Sure they can. When your browser resolves a host, they replace the actual IP with the IP of a proxy that is configured to forward traffic according to the Host HTTP header.
- You ask Foo DNS Provider for the IP address of pornhub.com
- Foo DNS Provider responds with the real IP address
- You connect to that address, send a TLS ClientHello containing a Server Name Indication extension of "pornhub.com"
What could happen:
- You ask Foo DNS Provider for the IP address of pornhub.com
- Foo DNS Provider responds with one of their own IP addresses
- You connect to that address, send a TLS ClientHello containing a Server Name Indication extension of "pornhub.com"
- Foo DNS Provider now knows that you intend to connect there, so it connects there for you and relays your ClientHello to it
- Foo DNS Provider then just acts as a dumb relay, passing everything back and forth with no modifications
- The certificate verifies fine because the traffic was not modified and it was presented by the party who controls the corresponding private key
- The website thinks you are connecting from Foo DNS Provider, not your real address
The only thing that would break this is ECH (Encrypted ClientHello), currently supported only by CloudFlare and Google Chrome (and its derivatives) as far as I know. This security feature is provisioned with ... DNS records! So Foo DNS Provider can simply indicate that the records required for ECH do not exist, and your web browser wouldn't encrypt the ClientHello. It's already tampering with the responses to address lookups anyway, so DNSSEC wouldn't be an issue -- you simply would not expect to be able to validate anything.
Instead, NextDNS is very likely abusing the EDNS Client Subnet feature to provide website operators with a spoofed client location. Much more simple and less nefarious.
> A certificate has to be signed by a trusted CA (one your browser already trusts).
Yes.
> A DNS provider could mint a self-signed cert for pornhub.com, but your browser would reject it immediately.
I never said anything about the DNS provider minting any certificates, and explicitly said that the certificate would be provided by PornHub's servers and merely relayed -- verbatim -- through the DNS provider. As well as the rest of the TLS negotiation.
> Instead, NextDNS is very likely abusing the EDNS Client Subnet feature to provide website operators with a spoofed client location.
That's what they are doing now, yes. What I propose is how they can continue to make it work once the website operators catch on and start looking at the ASN information of the source IP address of the HTTP connection.
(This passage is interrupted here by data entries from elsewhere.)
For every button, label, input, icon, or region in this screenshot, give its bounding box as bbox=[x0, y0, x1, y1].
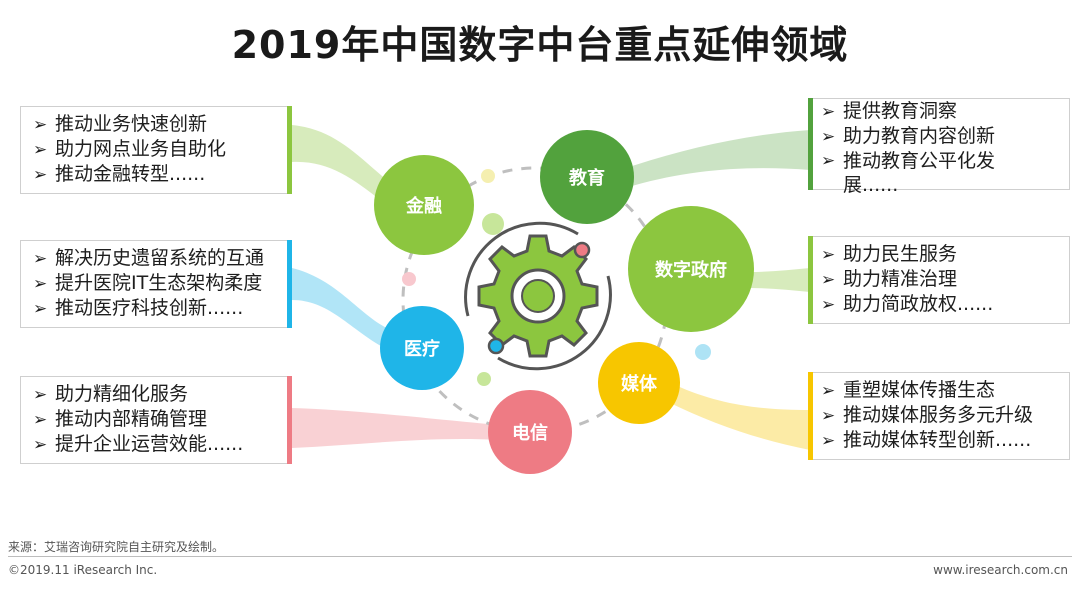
education-circle: 教育 bbox=[540, 130, 634, 224]
list-item: ➢ 推动医疗科技创新...... bbox=[33, 297, 244, 319]
list-item: ➢ 推动教育公平化发展...... bbox=[821, 150, 996, 196]
chevron-right-icon: ➢ bbox=[33, 299, 48, 319]
list-item: ➢ 推动内部精确管理 bbox=[33, 408, 208, 430]
list-item: ➢ 助力民生服务 bbox=[821, 243, 958, 265]
source-note: 来源：艾瑞咨询研究院自主研究及绘制。 bbox=[8, 540, 225, 554]
chevron-right-icon: ➢ bbox=[33, 249, 48, 269]
government-points-box: ➢ 助力民生服务 ➢ 助力精准治理 ➢ 助力简政放权...... bbox=[808, 236, 1070, 324]
media-circle: 媒体 bbox=[598, 342, 680, 424]
chevron-right-icon: ➢ bbox=[821, 431, 836, 451]
chevron-right-icon: ➢ bbox=[821, 102, 836, 122]
government-accent-bar bbox=[808, 236, 813, 324]
list-item: ➢ 助力精细化服务 bbox=[33, 383, 189, 405]
chevron-right-icon: ➢ bbox=[33, 435, 48, 455]
media-ribbon bbox=[668, 385, 810, 450]
media-accent-bar bbox=[808, 372, 813, 460]
footer-divider bbox=[8, 556, 1072, 557]
chevron-right-icon: ➢ bbox=[821, 127, 836, 147]
chevron-right-icon: ➢ bbox=[33, 115, 48, 135]
finance-accent-bar bbox=[287, 106, 292, 194]
government-ribbon bbox=[750, 268, 810, 292]
media-points-box: ➢ 重塑媒体传播生态 ➢ 推动媒体服务多元升级 ➢ 推动媒体转型创新...... bbox=[808, 372, 1070, 460]
chevron-right-icon: ➢ bbox=[33, 274, 48, 294]
list-item: ➢ 提升企业运营效能...... bbox=[33, 433, 244, 455]
list-item: ➢ 助力精准治理 bbox=[821, 268, 958, 290]
accent-dot bbox=[477, 372, 491, 386]
copyright-text: ©2019.11 iResearch Inc. bbox=[8, 563, 158, 577]
healthcare-circle: 医疗 bbox=[380, 306, 464, 390]
telecom-points-box: ➢ 助力精细化服务 ➢ 推动内部精确管理 ➢ 提升企业运营效能...... bbox=[20, 376, 292, 464]
gear-icon bbox=[464, 221, 612, 371]
list-item: ➢ 提升医院IT生态架构柔度 bbox=[33, 272, 263, 294]
finance-label: 金融 bbox=[406, 196, 442, 217]
chevron-right-icon: ➢ bbox=[821, 381, 836, 401]
healthcare-label: 医疗 bbox=[404, 339, 440, 360]
list-item: ➢ 推动媒体转型创新...... bbox=[821, 429, 1032, 451]
list-item: ➢ 助力教育内容创新 bbox=[821, 125, 996, 147]
accent-dot bbox=[402, 272, 416, 286]
telecom-ribbon bbox=[292, 408, 500, 448]
list-item: ➢ 推动金融转型...... bbox=[33, 163, 206, 185]
chevron-right-icon: ➢ bbox=[821, 270, 836, 290]
government-circle: 数字政府 bbox=[628, 206, 754, 332]
healthcare-points-box: ➢ 解决历史遗留系统的互通 ➢ 提升医院IT生态架构柔度 ➢ 推动医疗科技创新....… bbox=[20, 240, 292, 328]
media-label: 媒体 bbox=[621, 374, 657, 395]
telecom-label: 电信 bbox=[512, 423, 548, 444]
education-ribbon bbox=[620, 130, 810, 188]
website-link[interactable]: www.iresearch.com.cn bbox=[933, 563, 1068, 577]
chevron-right-icon: ➢ bbox=[821, 295, 836, 315]
telecom-accent-bar bbox=[287, 376, 292, 464]
list-item: ➢ 提供教育洞察 bbox=[821, 100, 958, 122]
education-accent-bar bbox=[808, 98, 813, 190]
chevron-right-icon: ➢ bbox=[33, 385, 48, 405]
list-item: ➢ 助力网点业务自助化 bbox=[33, 138, 227, 160]
healthcare-ribbon bbox=[292, 268, 395, 350]
telecom-circle: 电信 bbox=[488, 390, 572, 474]
list-item: ➢ 推动业务快速创新 bbox=[33, 113, 208, 135]
chevron-right-icon: ➢ bbox=[821, 245, 836, 265]
accent-dot bbox=[482, 213, 504, 235]
chevron-right-icon: ➢ bbox=[33, 165, 48, 185]
page-title: 2019年中国数字中台重点延伸领域 bbox=[231, 23, 849, 67]
chevron-right-icon: ➢ bbox=[33, 410, 48, 430]
list-item: ➢ 助力简政放权...... bbox=[821, 293, 994, 315]
finance-circle: 金融 bbox=[374, 155, 474, 255]
accent-dot bbox=[481, 169, 495, 183]
accent-dot bbox=[695, 344, 711, 360]
chevron-right-icon: ➢ bbox=[821, 406, 836, 426]
healthcare-accent-bar bbox=[287, 240, 292, 328]
list-item: ➢ 推动媒体服务多元升级 bbox=[821, 404, 1034, 426]
list-item: ➢ 重塑媒体传播生态 bbox=[821, 379, 996, 401]
education-label: 教育 bbox=[569, 168, 605, 189]
list-item: ➢ 解决历史遗留系统的互通 bbox=[33, 247, 265, 269]
chevron-right-icon: ➢ bbox=[33, 140, 48, 160]
chevron-right-icon: ➢ bbox=[821, 151, 836, 171]
government-label: 数字政府 bbox=[655, 260, 727, 281]
education-points-box: ➢ 提供教育洞察 ➢ 助力教育内容创新 ➢ 推动教育公平化发展...... bbox=[808, 98, 1070, 196]
finance-points-box: ➢ 推动业务快速创新 ➢ 助力网点业务自助化 ➢ 推动金融转型...... bbox=[20, 106, 292, 194]
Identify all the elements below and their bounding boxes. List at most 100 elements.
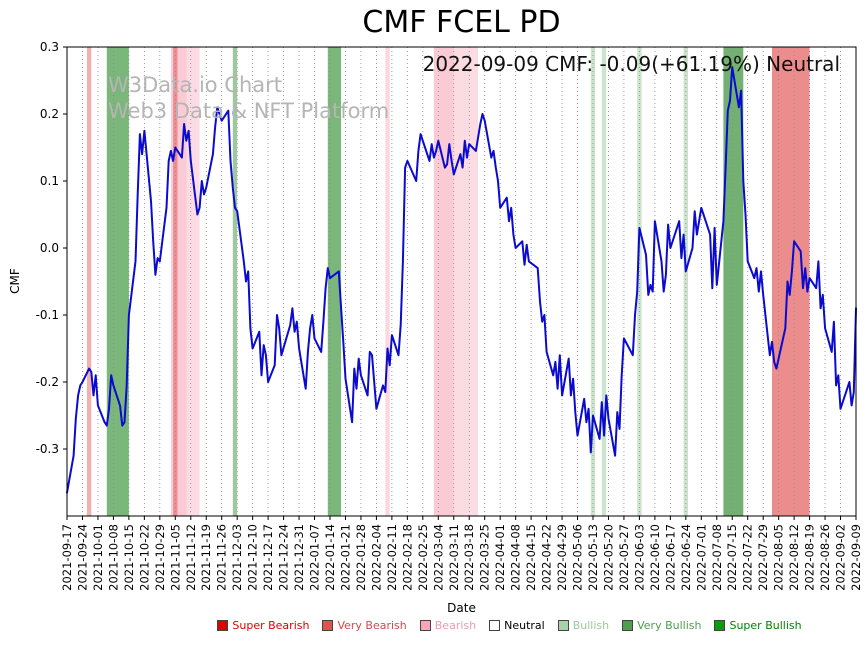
x-tick-label: 2022-08-05 bbox=[772, 524, 786, 591]
legend-label: Very Bearish bbox=[337, 619, 407, 632]
x-tick-label: 2021-11-19 bbox=[199, 524, 213, 591]
x-tick-label: 2022-01-28 bbox=[354, 524, 368, 591]
legend-label: Bullish bbox=[572, 619, 610, 632]
x-axis-label: Date bbox=[447, 601, 476, 615]
x-tick-label: 2022-08-19 bbox=[803, 524, 817, 591]
sentiment-band-bearish bbox=[433, 47, 454, 516]
x-tick-label: 2022-05-13 bbox=[586, 524, 600, 591]
plot-border bbox=[66, 46, 857, 517]
page-title: CMF FCEL PD bbox=[362, 5, 561, 40]
x-tick-label: 2022-04-29 bbox=[555, 524, 569, 591]
x-tick-label: 2022-04-15 bbox=[524, 524, 538, 591]
x-tick-label: 2022-07-01 bbox=[694, 524, 708, 591]
x-tick-label: 2022-04-01 bbox=[493, 524, 507, 591]
y-tick-label: -0.3 bbox=[36, 442, 59, 456]
legend-label: Super Bullish bbox=[729, 619, 802, 632]
sentiment-band-very-bullish bbox=[232, 47, 238, 516]
legend-label: Bearish bbox=[434, 619, 477, 632]
x-tick-label: 2021-09-24 bbox=[75, 524, 89, 591]
watermark: W3Data.io Chart Web3 Data & NFT Platform bbox=[108, 72, 389, 124]
x-tick-label: 2021-10-15 bbox=[122, 524, 136, 591]
sentiment-band-bullish bbox=[590, 47, 596, 516]
legend-label: Neutral bbox=[504, 619, 545, 632]
sentiment-band-very-bullish bbox=[327, 47, 342, 516]
x-tick-label: 2022-08-12 bbox=[787, 524, 801, 591]
x-tick-label: 2022-04-08 bbox=[509, 524, 523, 591]
x-tick-label: 2022-09-09 bbox=[849, 524, 863, 591]
y-tick-label: -0.2 bbox=[36, 375, 59, 389]
x-tick-label: 2022-05-20 bbox=[601, 524, 615, 591]
sentiment-band-bullish bbox=[601, 47, 607, 516]
x-tick-label: 2021-12-10 bbox=[246, 524, 260, 591]
y-tick-label: 0.0 bbox=[40, 241, 59, 255]
x-tick-label: 2022-09-02 bbox=[834, 524, 848, 591]
legend-swatch bbox=[714, 620, 726, 631]
legend-item-bullish: Bullish bbox=[557, 619, 610, 632]
legend-item-very-bullish: Very Bullish bbox=[622, 619, 701, 632]
y-tick-label: -0.1 bbox=[36, 308, 59, 322]
x-tick-label: 2021-12-31 bbox=[292, 524, 306, 591]
x-tick-label: 2022-04-22 bbox=[540, 524, 554, 591]
x-tick-label: 2021-10-22 bbox=[137, 524, 151, 591]
y-tick-label: 0.2 bbox=[40, 107, 59, 121]
legend-swatch bbox=[217, 620, 229, 631]
legend-swatch bbox=[557, 620, 569, 631]
x-tick-label: 2022-02-11 bbox=[385, 524, 399, 591]
cmf-line bbox=[66, 66, 857, 494]
legend-item-neutral: Neutral bbox=[489, 619, 545, 632]
sentiment-band-very-bearish bbox=[173, 47, 178, 516]
x-tick-label: 2022-05-27 bbox=[617, 524, 631, 591]
legend-swatch bbox=[322, 620, 334, 631]
y-tick-label: 0.3 bbox=[40, 40, 59, 54]
x-tick-label: 2022-07-08 bbox=[710, 524, 724, 591]
x-tick-label: 2022-01-07 bbox=[308, 524, 322, 591]
sentiment-band-very-bearish bbox=[86, 47, 92, 516]
sentiment-band-bearish bbox=[453, 47, 479, 516]
x-tick-label: 2022-03-18 bbox=[462, 524, 476, 591]
legend-swatch bbox=[419, 620, 431, 631]
legend-label: Super Bearish bbox=[232, 619, 310, 632]
x-tick-label: 2022-03-11 bbox=[447, 524, 461, 591]
y-axis-label: CMF bbox=[8, 268, 22, 294]
x-tick-label: 2021-10-01 bbox=[91, 524, 105, 591]
x-tick-label: 2021-11-05 bbox=[168, 524, 182, 591]
x-tick-label: 2022-02-04 bbox=[369, 524, 383, 591]
sentiment-band-bullish bbox=[637, 47, 642, 516]
sentiment-band-very-bullish bbox=[723, 47, 744, 516]
x-tick-label: 2022-05-06 bbox=[571, 524, 585, 591]
sentiment-band-bearish bbox=[186, 47, 200, 516]
x-tick-label: 2021-10-08 bbox=[106, 524, 120, 591]
x-tick-label: 2022-01-14 bbox=[323, 524, 337, 591]
legend-label: Very Bullish bbox=[637, 619, 702, 632]
x-tick-label: 2022-08-26 bbox=[818, 524, 832, 591]
cmf-annotation: 2022-09-09 CMF: -0.09(+61.19%) Neutral bbox=[422, 52, 840, 76]
x-tick-label: 2021-11-12 bbox=[184, 524, 198, 591]
x-tick-label: 2022-03-25 bbox=[478, 524, 492, 591]
legend-item-very-bearish: Very Bearish bbox=[322, 619, 407, 632]
legend-item-bearish: Bearish bbox=[419, 619, 477, 632]
x-tick-label: 2022-03-04 bbox=[431, 524, 445, 591]
legend: Super Bearish Very Bearish Bearish Neutral B… bbox=[0, 619, 864, 632]
x-tick-label: 2022-07-15 bbox=[725, 524, 739, 591]
y-tick-label: 0.1 bbox=[40, 174, 59, 188]
x-tick-label: 2022-06-10 bbox=[648, 524, 662, 591]
x-tick-label: 2021-12-24 bbox=[277, 524, 291, 591]
x-tick-label: 2021-09-17 bbox=[60, 524, 74, 591]
x-tick-label: 2022-06-03 bbox=[632, 524, 646, 591]
x-tick-label: 2021-12-03 bbox=[230, 524, 244, 591]
sentiment-band-very-bullish bbox=[106, 47, 129, 516]
x-tick-label: 2022-06-24 bbox=[679, 524, 693, 591]
legend-swatch bbox=[622, 620, 634, 631]
x-tick-label: 2022-07-29 bbox=[756, 524, 770, 591]
x-tick-label: 2022-02-18 bbox=[400, 524, 414, 591]
x-tick-label: 2022-06-17 bbox=[663, 524, 677, 591]
watermark-line1: W3Data.io Chart bbox=[108, 73, 283, 97]
watermark-line2: Web3 Data & NFT Platform bbox=[108, 99, 390, 123]
x-tick-label: 2021-11-26 bbox=[215, 524, 229, 591]
x-tick-label: 2022-02-25 bbox=[416, 524, 430, 591]
legend-swatch bbox=[489, 620, 501, 631]
x-tick-label: 2021-12-17 bbox=[261, 524, 275, 591]
legend-item-super-bearish: Super Bearish bbox=[217, 619, 309, 632]
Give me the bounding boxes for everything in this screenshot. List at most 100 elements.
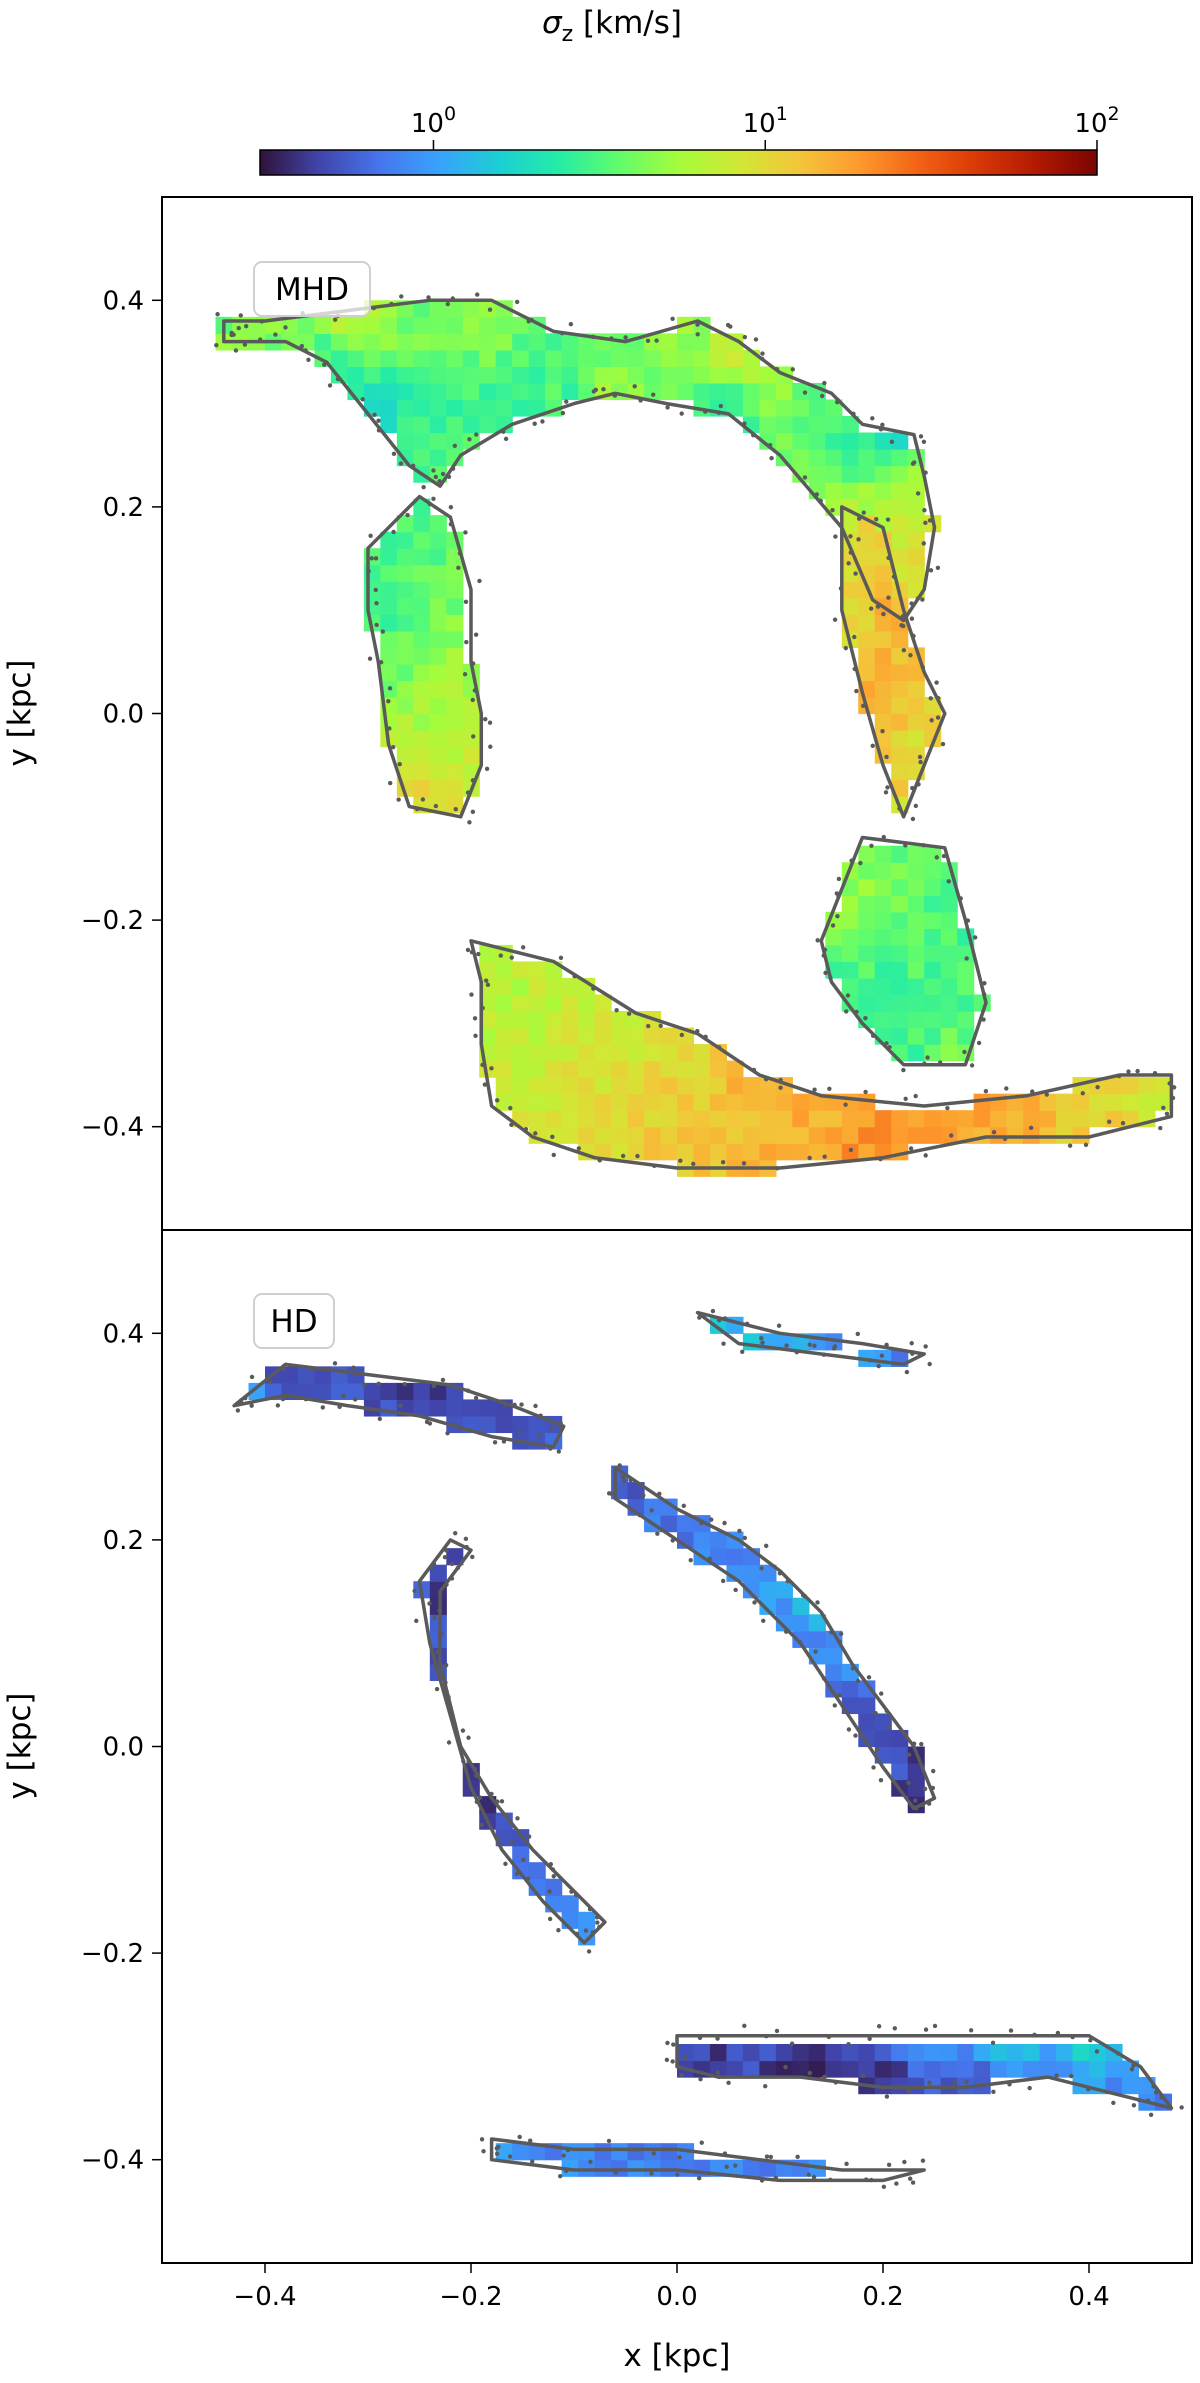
heatmap-cell <box>462 415 480 434</box>
heatmap-cell <box>742 1564 760 1582</box>
contour-point <box>1126 1069 1131 1074</box>
contour-point <box>773 2175 779 2181</box>
contour-point <box>744 1321 750 1326</box>
contour-point <box>923 470 928 475</box>
heatmap-cell <box>627 1044 645 1062</box>
heatmap-cell <box>446 399 464 417</box>
heatmap-cell <box>413 713 431 731</box>
contour-point <box>698 2077 703 2082</box>
heatmap-cell <box>413 663 431 682</box>
heatmap-cell <box>825 1143 843 1161</box>
heatmap-cell <box>413 779 431 797</box>
contour-point <box>867 1358 873 1363</box>
contour-point <box>437 1635 442 1640</box>
contour-point <box>728 324 733 329</box>
contour-point <box>964 2079 969 2085</box>
heatmap-cell <box>479 1011 497 1029</box>
heatmap-cell <box>841 564 859 582</box>
heatmap-cell <box>677 1060 695 1078</box>
contour-point <box>880 422 885 427</box>
heatmap-cell <box>396 746 414 764</box>
contour-point <box>917 754 923 760</box>
heatmap-cell <box>380 382 398 401</box>
contour-point <box>946 879 951 884</box>
heatmap-cell <box>512 333 530 351</box>
contour-point <box>469 950 475 955</box>
heatmap-cell <box>281 316 299 334</box>
heatmap-cell <box>528 382 546 401</box>
heatmap-cell <box>446 564 464 582</box>
heatmap-cell <box>446 796 464 814</box>
heatmap-cell <box>940 961 958 979</box>
contour-point <box>677 2155 682 2160</box>
contour-point <box>373 587 378 593</box>
contour-point <box>920 1802 925 1808</box>
heatmap-cell <box>528 1093 546 1111</box>
contour-point <box>367 656 373 661</box>
heatmap-cell <box>396 316 414 334</box>
heatmap-cell <box>644 1077 662 1095</box>
contour-line <box>366 494 484 819</box>
contour-point <box>812 1087 817 1092</box>
heatmap-cell <box>413 597 431 615</box>
contour-point <box>822 2074 827 2079</box>
contour-point <box>763 1543 769 1549</box>
contour-point <box>964 956 969 961</box>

I am well aware of how CAs and the Web PKI model and TLS work.
Ah, ok... a transparent proxy just to hide the origin IP. Thanks for clarifying. A lot of people are assuming full proxying, but I understand you were describing a hypothetical.
Right. What I proposed is scarcely different from doing HTTPS over a SOCKS5 proxy. It's just that the proxy would infer your destination from the ClientHello rather than being instructed by the client in advance (Edit: and it would have to assume port 443 -- a safe assumption in the context of a service whose feature is bypassing website content blocking).
I tried out NextDNS and this feature doesn't seem to work anyway. Enabling "Bypass Age Verification" has no effect. I tested it out on PornHub and XVideos.
I also can't find anything different in the returned A/AAAA records compared to my standard resolver.